El desierto es una de las imágenes más potentes para indicar algunos aspectos de la condición humana, especialmente en lo que se refiere al sufrimiento, la escasez, la desolación, la muerte. En esas condiciones, es fácil perderse. En el puro desierto nos desorientamos, no hay caminos.

De algún modo, ciertas experiencias actuales como la epidemia global del coronavirus, el cambio climático, la persistencia de las desigualdades inicuas, la actual guerra desatada en Ucrania y otros muchos conflictos menos visibles, podrían equipararse a un desierto. El mundo se vuelve un desierto con amenazas reales y destructivas para el cuerpo y el alma humanos.

Si bien sufrimientos y desagarros hubo siempre, nuestra percepción actual, instatánea y simultánea, los vuelve más agudos. De este modo, el desierto es también una metáfora de la experiencia de vacío, de ausencia de verdad y bondad. El desierto expresa la experiencia del desamparo y nos plantea preguntas fundamentales sobre el significado de la vida y la muerte.  

Para un mundo que se ha vuelto mayoritariamente urbano, la ciudad puede ser también un desierto hostil, construido por el hombre, en el que abundan la inseguridad, el anonimato en medio de la multitud, el abandono de los más débiles. Así como la travesía del desierto está acompañada por la sed insaciable, el mareo y la confusión que nos hacen ver espejismos, así también en el desierto de la ciudad, aunque repleto de cosas, es fácil engañarse y dar por seguras ciertas visiones y absolutizarlas.

El desierto, por otra parte, es buscado porque es un lugar de silencio, un refugio del ruido y el ajetreo de la vida urbana. En este caso, hablar de silencio implica una estrategia de de desenmascaramiento en la que todos los ídolos –falsos absolutos camuflados de dioses– son silenciados. Parece ser un lugar apto para mirar la realidad de otra manera, tomar distancia y captar las cosas esenciales de nuestra vida. 

La experiencia del desierto –ya no como mero ámbito geográfico– lleva consigo una ruptura con el propio habitat, con el mundo habitual de las relaciones sociales y con las comodidades –la llamada zona de confort– que puede favorecer que emerjan las necesidades esenciales y, al mismo tiempo, un impulso para abandonar falsos apegos y rutinas ficticias y destructivas.

No obstante, la experiencia del desierto es un lugar de paso, habitualmente transitado por pueblos desesperados y migrantes.
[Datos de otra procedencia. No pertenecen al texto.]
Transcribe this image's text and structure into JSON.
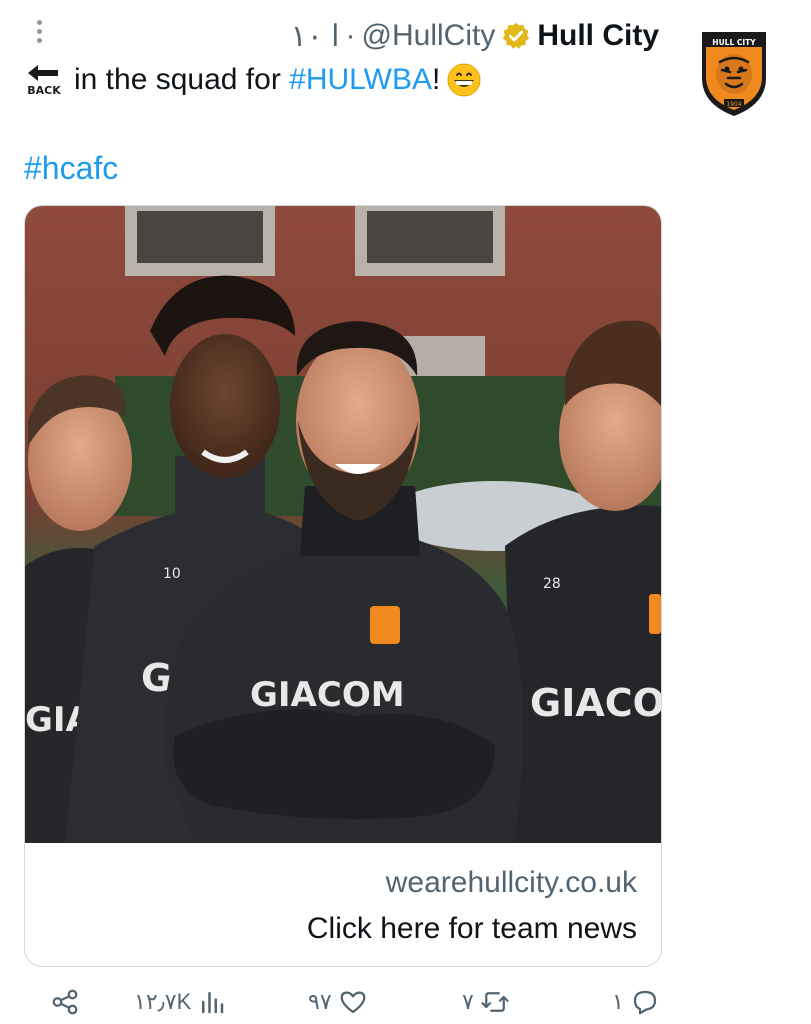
{
  "header": {
    "time": "۱۰ ا",
    "separator": "·",
    "handle": "@HullCity",
    "display_name": "Hull City",
    "verified_icon": "verified-badge-gold",
    "avatar_icon": "hull-city-crest"
  },
  "tweet": {
    "back_icon_label": "BACK",
    "text_prefix": "in the squad for ",
    "hashtag_match": "#HULWBA",
    "text_suffix": "!",
    "emoji": "grinning-face-emoji",
    "hashtag_club": "#hcafc"
  },
  "card": {
    "photo_icon": "team-training-photo",
    "jersey_left": "GIA",
    "jersey_mid_left": "GI",
    "jersey_center": "GIACOM",
    "jersey_right": "GIACOM",
    "number_left": "10",
    "number_right": "28",
    "domain": "wearehullcity.co.uk",
    "title": "Click here for team news"
  },
  "actions": {
    "share_icon": "share-icon",
    "views_icon": "views-chart-icon",
    "views_count": "۱۲٫۷K",
    "like_icon": "heart-icon",
    "like_count": "۹۷",
    "retweet_icon": "retweet-icon",
    "retweet_count": "۷",
    "reply_icon": "reply-icon",
    "reply_count": "۱"
  },
  "colors": {
    "link": "#1d9bf0",
    "muted": "#536471",
    "verified_gold": "#e2b719",
    "crest_orange": "#f18a1e",
    "brick": "#8d4234"
  }
}
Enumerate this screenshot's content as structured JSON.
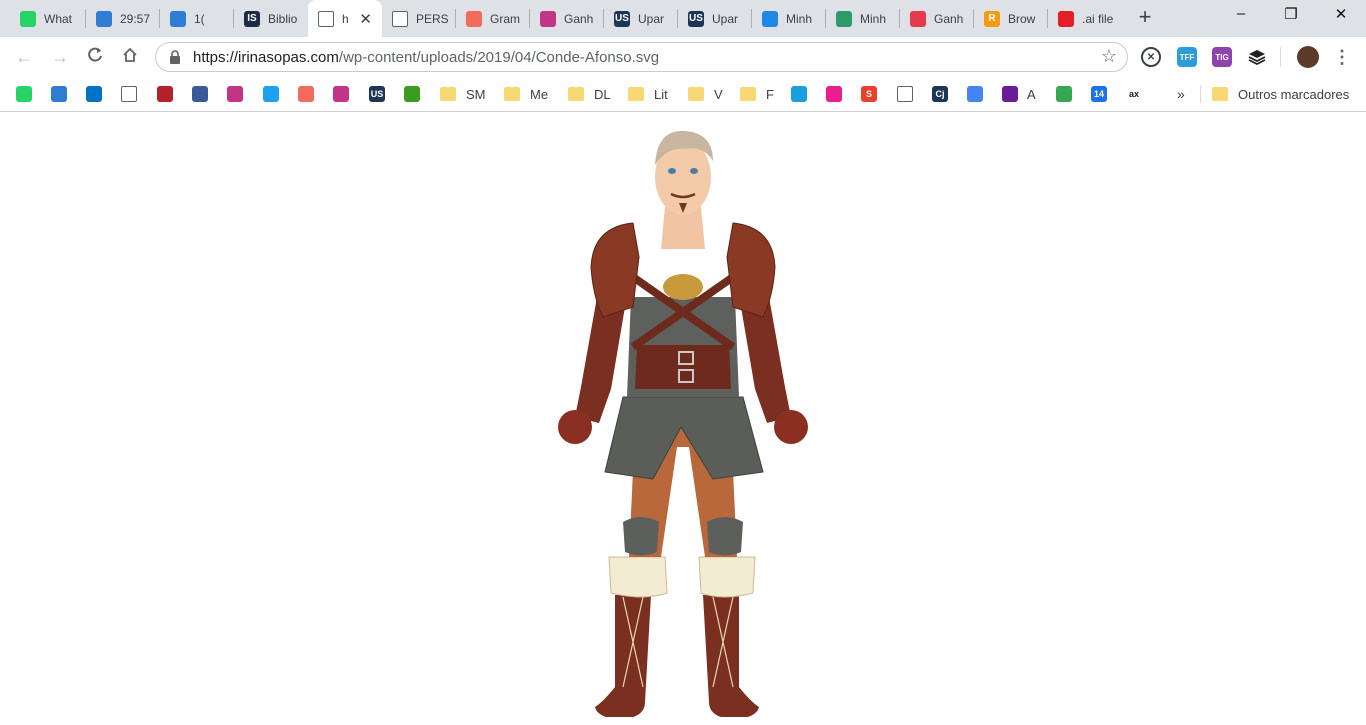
{
  "tabs": [
    {
      "title": "What",
      "icon": "whatsapp-icon",
      "color": "#25d366"
    },
    {
      "title": "29:57",
      "icon": "check-icon",
      "color": "#2f7cd3"
    },
    {
      "title": "1(",
      "icon": "check-icon",
      "color": "#2f7cd3"
    },
    {
      "title": "Biblio",
      "icon": "is-logo-icon",
      "color": "#1d2b45"
    },
    {
      "title": "h",
      "icon": "page-icon",
      "color": "#5f6368"
    },
    {
      "title": "PERS",
      "icon": "page-icon",
      "color": "#5f6368"
    },
    {
      "title": "Gram",
      "icon": "grammarly-icon",
      "color": "#f26b5b"
    },
    {
      "title": "Ganh",
      "icon": "instagram-icon",
      "color": "#c13584"
    },
    {
      "title": "Upar",
      "icon": "us-logo-icon",
      "color": "#1d3557"
    },
    {
      "title": "Upar",
      "icon": "us-logo-icon",
      "color": "#1d3557"
    },
    {
      "title": "Minh",
      "icon": "instagram-icon",
      "color": "#1e88e5"
    },
    {
      "title": "Minh",
      "icon": "instagram-icon",
      "color": "#2e9b6b"
    },
    {
      "title": "Ganh",
      "icon": "plus-cross-icon",
      "color": "#e53950"
    },
    {
      "title": "Brow",
      "icon": "r-logo-icon",
      "color": "#f39c12"
    },
    {
      "title": ".ai file",
      "icon": "adobe-icon",
      "color": "#e41e26"
    }
  ],
  "active_tab_index": 4,
  "window_controls": {
    "minimize": "–",
    "restore": "❐",
    "close": "✕"
  },
  "toolbar": {
    "url_host": "https://irinasopas.com",
    "url_path": "/wp-content/uploads/2019/04/Conde-Afonso.svg",
    "extensions": [
      {
        "icon": "close-circle-icon",
        "label": "",
        "color": "#3c4043"
      },
      {
        "icon": "tff-extension-icon",
        "label": "TFF",
        "color": "#2d9cdb"
      },
      {
        "icon": "tig-extension-icon",
        "label": "TIG",
        "color": "#8e44ad"
      },
      {
        "icon": "layers-icon",
        "label": "",
        "color": "#202124"
      }
    ]
  },
  "bookmarks": [
    {
      "label": "",
      "icon": "whatsapp-icon",
      "color": "#25d366"
    },
    {
      "label": "",
      "icon": "check-icon",
      "color": "#2f7cd3"
    },
    {
      "label": "",
      "icon": "outlook-icon",
      "color": "#0072c6"
    },
    {
      "label": "",
      "icon": "page-icon",
      "color": "#5f6368"
    },
    {
      "label": "",
      "icon": "red-logo-icon",
      "color": "#b3212a"
    },
    {
      "label": "",
      "icon": "facebook-icon",
      "color": "#3b5998"
    },
    {
      "label": "",
      "icon": "instagram-icon",
      "color": "#c13584"
    },
    {
      "label": "",
      "icon": "twitter-icon",
      "color": "#1da1f2"
    },
    {
      "label": "",
      "icon": "grammarly-icon",
      "color": "#f26b5b"
    },
    {
      "label": "",
      "icon": "instagram-icon",
      "color": "#c13584"
    },
    {
      "label": "",
      "icon": "us-logo-icon",
      "color": "#1d3557"
    },
    {
      "label": "",
      "icon": "brazil-flag-icon",
      "color": "#3a9d23"
    },
    {
      "label": "SM",
      "icon": "folder-icon",
      "color": "#f8d775"
    },
    {
      "label": "Me",
      "icon": "folder-icon",
      "color": "#f8d775"
    },
    {
      "label": "DL",
      "icon": "folder-icon",
      "color": "#f8d775"
    },
    {
      "label": "Lit",
      "icon": "folder-icon",
      "color": "#f8d775"
    },
    {
      "label": "V",
      "icon": "folder-icon",
      "color": "#f8d775"
    },
    {
      "label": "F",
      "icon": "folder-icon",
      "color": "#f8d775"
    },
    {
      "label": "",
      "icon": "translate-x-icon",
      "color": "#1aa0e0"
    },
    {
      "label": "",
      "icon": "pink-logo-icon",
      "color": "#e91e8c"
    },
    {
      "label": "",
      "icon": "s-logo-icon",
      "color": "#e8402b"
    },
    {
      "label": "",
      "icon": "page-icon",
      "color": "#5f6368"
    },
    {
      "label": "",
      "icon": "cj-logo-icon",
      "color": "#1d3557"
    },
    {
      "label": "",
      "icon": "google-translate-icon",
      "color": "#4285f4"
    },
    {
      "label": "A",
      "icon": "purple-square-icon",
      "color": "#6a1b9a"
    },
    {
      "label": "",
      "icon": "google-maps-icon",
      "color": "#34a853"
    },
    {
      "label": "",
      "icon": "calendar-14-icon",
      "color": "#1a73e8"
    },
    {
      "label": "",
      "icon": "ax-logo-icon",
      "color": "#202124"
    }
  ],
  "bookmarks_overflow": "»",
  "other_bookmarks": "Outros marcadores",
  "icon_texts": {
    "is": "IS",
    "us": "US",
    "r": "R",
    "tff": "TFF",
    "tig": "TIG",
    "cj": "Cj",
    "s": "S",
    "cal": "14",
    "ax": "ax"
  }
}
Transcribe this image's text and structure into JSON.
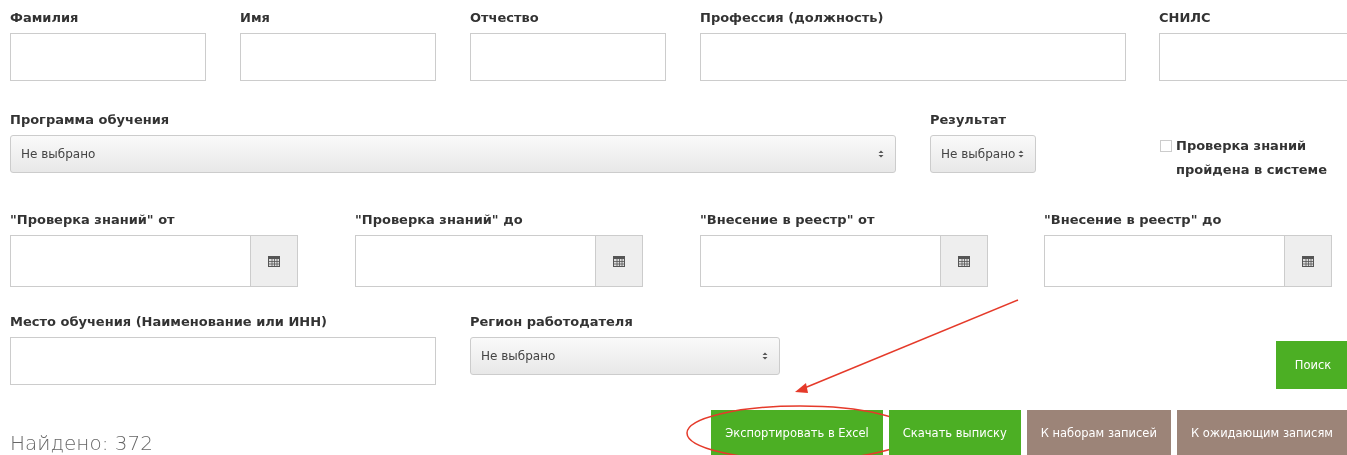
{
  "row1": [
    {
      "label": "Фамилия",
      "kind": "input"
    },
    {
      "label": "Имя",
      "kind": "input"
    },
    {
      "label": "Отчество",
      "kind": "input"
    },
    {
      "label": "Профессия (должность)",
      "kind": "input"
    },
    {
      "label": "СНИЛС",
      "kind": "input"
    }
  ],
  "program": {
    "label": "Программа обучения",
    "value": "Не выбрано"
  },
  "result": {
    "label": "Результат",
    "value": "Не выбрано"
  },
  "knowledge_check": {
    "label": "Проверка знаний пройдена в системе",
    "checked": false
  },
  "dates": [
    {
      "label": "\"Проверка знаний\" от"
    },
    {
      "label": "\"Проверка знаний\" до"
    },
    {
      "label": "\"Внесение в реестр\" от"
    },
    {
      "label": "\"Внесение в реестр\" до"
    }
  ],
  "place": {
    "label": "Место обучения (Наименование или ИНН)"
  },
  "region": {
    "label": "Регион работодателя",
    "value": "Не выбрано"
  },
  "search_button": "Поиск",
  "found": "Найдено: 372",
  "actions": [
    {
      "label": "Экспортировать в Excel",
      "kind": "primary"
    },
    {
      "label": "Скачать выписку",
      "kind": "primary"
    },
    {
      "label": "К наборам записей",
      "kind": "secondary"
    },
    {
      "label": "К ожидающим записям",
      "kind": "secondary"
    }
  ]
}
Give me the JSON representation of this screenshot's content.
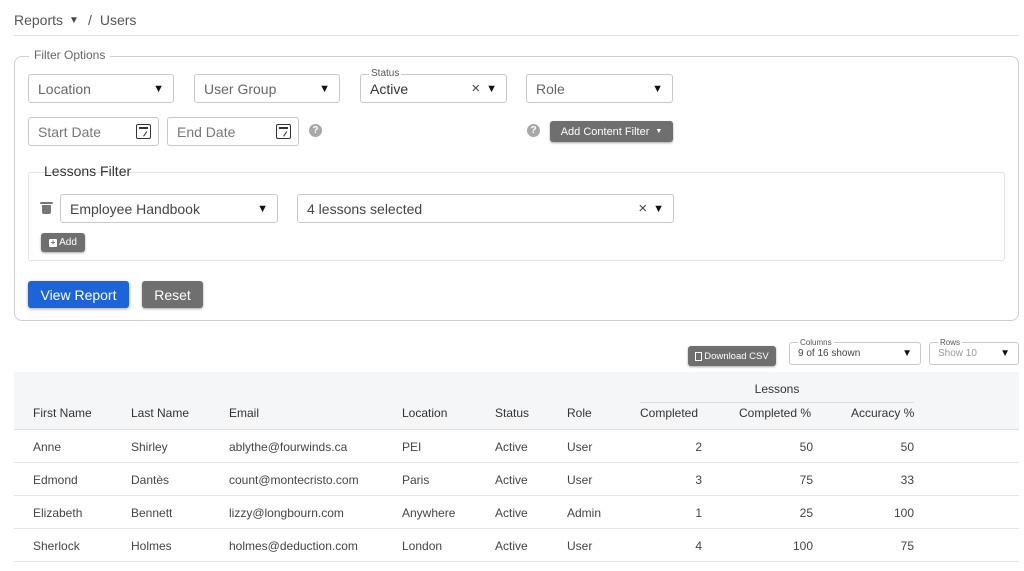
{
  "breadcrumb": {
    "parent": "Reports",
    "current": "Users",
    "separator": "/"
  },
  "filter": {
    "legend": "Filter Options",
    "location": {
      "placeholder": "Location"
    },
    "user_group": {
      "placeholder": "User Group"
    },
    "status": {
      "label": "Status",
      "value": "Active"
    },
    "role": {
      "placeholder": "Role"
    },
    "start_date": {
      "placeholder": "Start Date"
    },
    "end_date": {
      "placeholder": "End Date"
    },
    "add_content_filter": "Add Content Filter"
  },
  "lessons_filter": {
    "title": "Lessons Filter",
    "content": "Employee Handbook",
    "lessons": "4 lessons selected",
    "add_label": "Add"
  },
  "actions": {
    "view_report": "View Report",
    "reset": "Reset"
  },
  "toolbar": {
    "download_csv": "Download CSV",
    "columns_label": "Columns",
    "columns_value": "9 of 16 shown",
    "rows_label": "Rows",
    "rows_value": "Show 10"
  },
  "table": {
    "group_header": "Lessons",
    "columns": [
      "First Name",
      "Last Name",
      "Email",
      "Location",
      "Status",
      "Role",
      "Completed",
      "Completed %",
      "Accuracy %"
    ],
    "rows": [
      [
        "Anne",
        "Shirley",
        "ablythe@fourwinds.ca",
        "PEI",
        "Active",
        "User",
        "2",
        "50",
        "50"
      ],
      [
        "Edmond",
        "Dantès",
        "count@montecristo.com",
        "Paris",
        "Active",
        "User",
        "3",
        "75",
        "33"
      ],
      [
        "Elizabeth",
        "Bennett",
        "lizzy@longbourn.com",
        "Anywhere",
        "Active",
        "Admin",
        "1",
        "25",
        "100"
      ],
      [
        "Sherlock",
        "Holmes",
        "holmes@deduction.com",
        "London",
        "Active",
        "User",
        "4",
        "100",
        "75"
      ]
    ]
  },
  "colors": {
    "primary": "#1d64d8",
    "dark_button": "#6f6f6f",
    "header_bg": "#f5f6f8"
  },
  "icons": [
    "caret-down-icon",
    "calendar-icon",
    "help-icon",
    "close-icon",
    "trash-icon",
    "plus-icon",
    "document-icon"
  ]
}
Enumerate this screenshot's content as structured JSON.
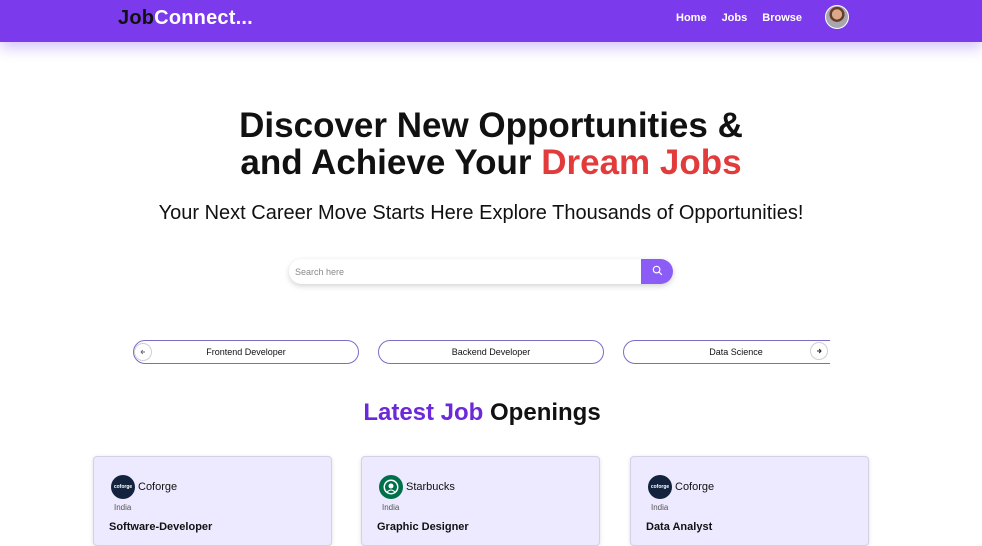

Sólo se incursiona en lugares desolados ocasionalmente, pero no para permanecer en ellos. La fuga al desierto sólo puede ser provisional. Si bien, en algunos casos, desde antiguo hasta el presente, es interpretada como un acto de protesta y denuncia de un tipo de vida que se vuelve inhumano e intrascendente, la permanencia en el desierto nunca sería aceptable como una evasión estéril o como separación y desinterés respecto a la sociedad humana.

En la tradición bíblica, la vivencia del desierto es siempre un "tiempo intermedio" entre la esclavitud y la tierra prometida. Un lugar de paso para insertarse en una tierra nueva.  Efectivamente, pese a todo, hay algo peor que el desierto, es la esclavitud. Es por eso que los antiguos hebreos se internaron en el desierto huyendo de la servidumbre en que se hallaban, confiados en encontrar una tierra que “derrama leche y miel”. No obstante, en medio del esfuerzo, los acechó la vacilación, la tentación de volver atrás y creer que lo pasado fue mejor. En ese sentido, el desierto no es pura quietud, implica una lucha no sólo para no retroceder sino para avanzar.

Tal es la propuesta anual de la Cuaresma –cuarenta días que rememoran los cuarenta años del pueblo judío en el desierto– que nos prepara para la Pascua. De este modo, el desierto ya no es simplemente una referencia a un espacio geográfico sino la invitación a realizar un viaje al interior del corazón humano. Así como en el desierto hay que emprender una dura lucha para sobrevivir, algo similar ocurre al adentrarnos en nuestro desierto interior. 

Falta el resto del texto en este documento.